Renaissance imaginaire à Mars en Baroque
L’ambition du concert Imaginario, donné en l’église des Dominicaines à Marseille, est de transporter le public au cœur des cours espagnoles du Siècle d’Or, sous Charles Quint ou Philippe II. Comme le titre du récital l’indique, le corpus de chansons n’aurait pu être joué tel quel au cœur du palais de l’Escurial : le luthiste Ariel Abramovich a pioché dans les œuvres de compositeurs français ou flamands de la Renaissance (madrigaux en italien de Jacob Arcadelt, Josquin des Prés, Cyprien de Rore, etc.). Des œuvres du compositeur espagnol Juan Vasquez complètent le concert. Les textes des madrigaux, expliqués par Maria Cristina Kiehr, évoquent les premiers regards et les tourments de l’amour.

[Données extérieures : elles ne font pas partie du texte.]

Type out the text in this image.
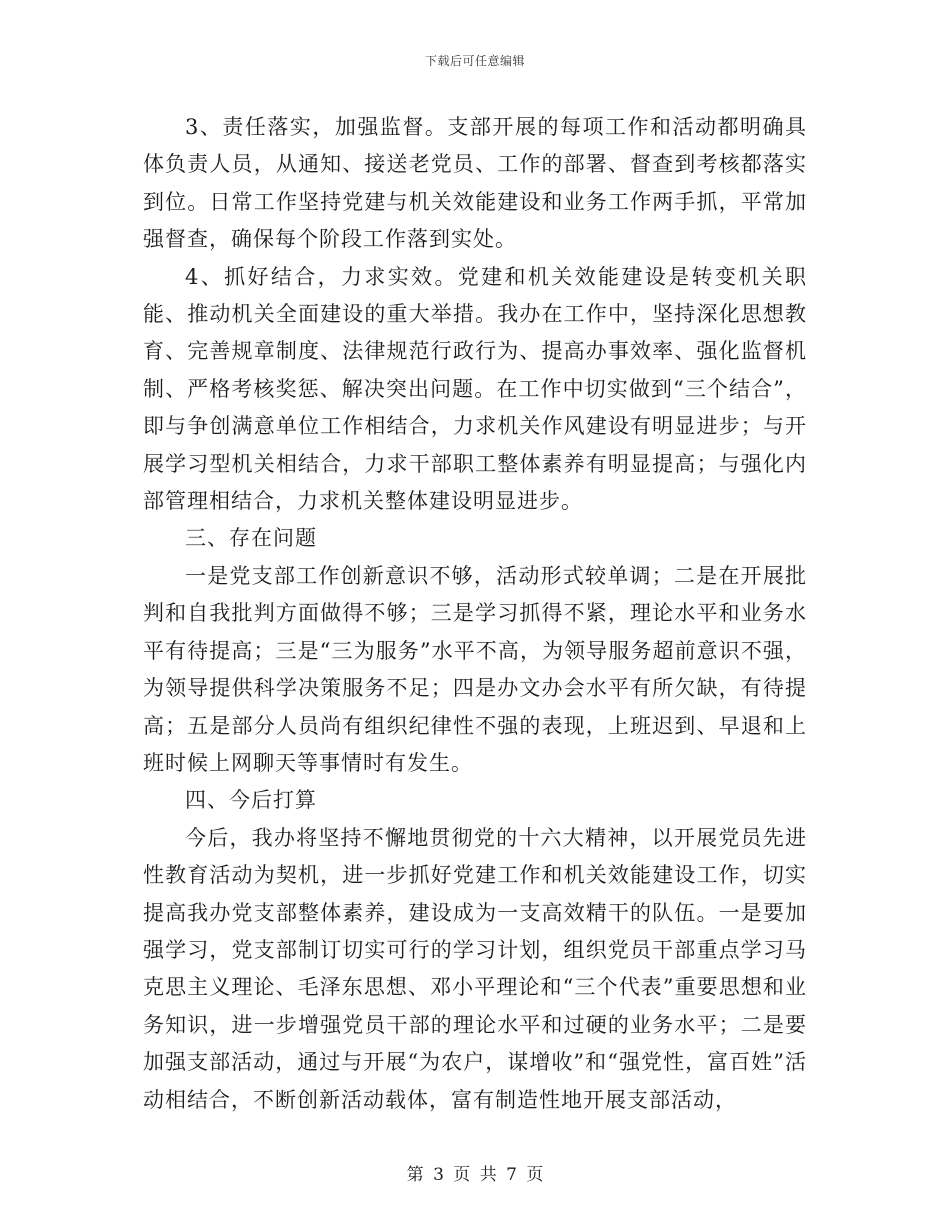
下载后可任意编辑

3、责任落实，加强监督。支部开展的每项工作和活动都明确具体负责人员，从通知、接送老党员、工作的部署、督查到考核都落实到位。日常工作坚持党建与机关效能建设和业务工作两手抓，平常加强督查，确保每个阶段工作落到实处。

4、抓好结合，力求实效。党建和机关效能建设是转变机关职能、推动机关全面建设的重大举措。我办在工作中，坚持深化思想教育、完善规章制度、法律规范行政行为、提高办事效率、强化监督机制、严格考核奖惩、解决突出问题。在工作中切实做到“三个结合”，即与争创满意单位工作相结合，力求机关作风建设有明显进步；与开展学习型机关相结合，力求干部职工整体素养有明显提高；与强化内部管理相结合，力求机关整体建设明显进步。

三、存在问题

一是党支部工作创新意识不够，活动形式较单调；二是在开展批判和自我批判方面做得不够；三是学习抓得不紧，理论水平和业务水平有待提高；三是“三为服务”水平不高，为领导服务超前意识不强，为领导提供科学决策服务不足；四是办文办会水平有所欠缺，有待提高；五是部分人员尚有组织纪律性不强的表现，上班迟到、早退和上班时候上网聊天等事情时有发生。

四、今后打算

今后，我办将坚持不懈地贯彻党的十六大精神，以开展党员先进性教育活动为契机，进一步抓好党建工作和机关效能建设工作，切实提高我办党支部整体素养，建设成为一支高效精干的队伍。一是要加强学习，党支部制订切实可行的学习计划，组织党员干部重点学习马克思主义理论、毛泽东思想、邓小平理论和“三个代表”重要思想和业务知识，进一步增强党员干部的理论水平和过硬的业务水平；二是要加强支部活动，通过与开展“为农户，谋增收”和“强党性，富百姓”活动相结合，不断创新活动载体，富有制造性地开展支部活动，

第 3 页 共 7 页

Ariel Abramovich troque son habituel luth pour la vihuela de mano, instrument aragonais popularisé au XVIe siècle, à la sonorité à mi-chemin entre théorbe et mandoline. Dans un rôle assez discret de continuo ou d’accompagnement à la tierce (intervalle consonant) de la voix, l’instrument s’efface parfois au profit du chant. Toutefois quelques pièces instrumentales comme le Ricercar de Julio Segni (initialement écrit pour luth) permettent au public de savourer la délicatesse du jeu solennel, mélancolique et contemplatif.

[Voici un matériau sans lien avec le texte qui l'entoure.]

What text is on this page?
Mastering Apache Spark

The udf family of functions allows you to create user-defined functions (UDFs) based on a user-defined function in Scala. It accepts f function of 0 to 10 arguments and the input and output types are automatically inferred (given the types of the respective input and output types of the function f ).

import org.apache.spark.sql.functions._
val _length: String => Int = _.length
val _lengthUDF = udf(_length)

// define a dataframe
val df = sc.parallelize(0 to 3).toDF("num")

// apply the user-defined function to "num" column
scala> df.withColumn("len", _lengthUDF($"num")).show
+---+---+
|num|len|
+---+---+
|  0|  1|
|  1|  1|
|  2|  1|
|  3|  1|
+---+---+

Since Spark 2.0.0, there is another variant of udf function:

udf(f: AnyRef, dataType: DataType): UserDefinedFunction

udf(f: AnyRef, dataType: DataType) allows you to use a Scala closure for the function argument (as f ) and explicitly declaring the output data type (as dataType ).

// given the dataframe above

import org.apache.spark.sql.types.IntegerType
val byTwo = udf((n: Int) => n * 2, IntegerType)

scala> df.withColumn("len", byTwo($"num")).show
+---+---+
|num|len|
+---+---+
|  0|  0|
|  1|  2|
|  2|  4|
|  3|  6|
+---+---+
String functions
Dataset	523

Maria Cristina Kiehr, habituée du festival et co-fondatrice du Concerto Soave avec le Directeur de Mars en Baroque Jean-Marc Aymes, assure avec aplomb la ligne de chant. Les airs du programme étant tous profanes (à part un Benedictus), ils prennent cependant une stature sacrée grâce à l’acoustique de l’église des Dominicaines et surtout à la technique vocale de leur interprète. Spécialiste de ce répertoire si particulier, Maria Cristina Kiehr fait montre d’un timbre pur, sans aspérité et dans l’esprit de l’époque : ici la place n’est pas aux ornements baroques du XVIIème siècle. La voix est ample, souple, bien placée, même si elle se montre parfois plus mesurée sur quelques aigus. La longueur de souffle, enchaînant les legati, s’avère remarquable, en particulier sur l’air Qué sentis coraçon mío.
Les atmosphères différentes se succèdent, passant de la contemplation quasi-religieuse à des moments plus enjoués, comme sur De los alamos vengo madre, où les staccati (piqués) apportent une touche plus enjouée, la voix se faisant plus vive et légère, puis à un climat plus sombre avec la lamentation Quien dice que la ausencia causa olvido, où le jeu s’avère plus retenu. La complicité de la chanteuse et de l’instrumentiste, indispensable sur une forme aussi fixée et précise, saute aux yeux (ou plutôt aux oreilles) tout au long du concert.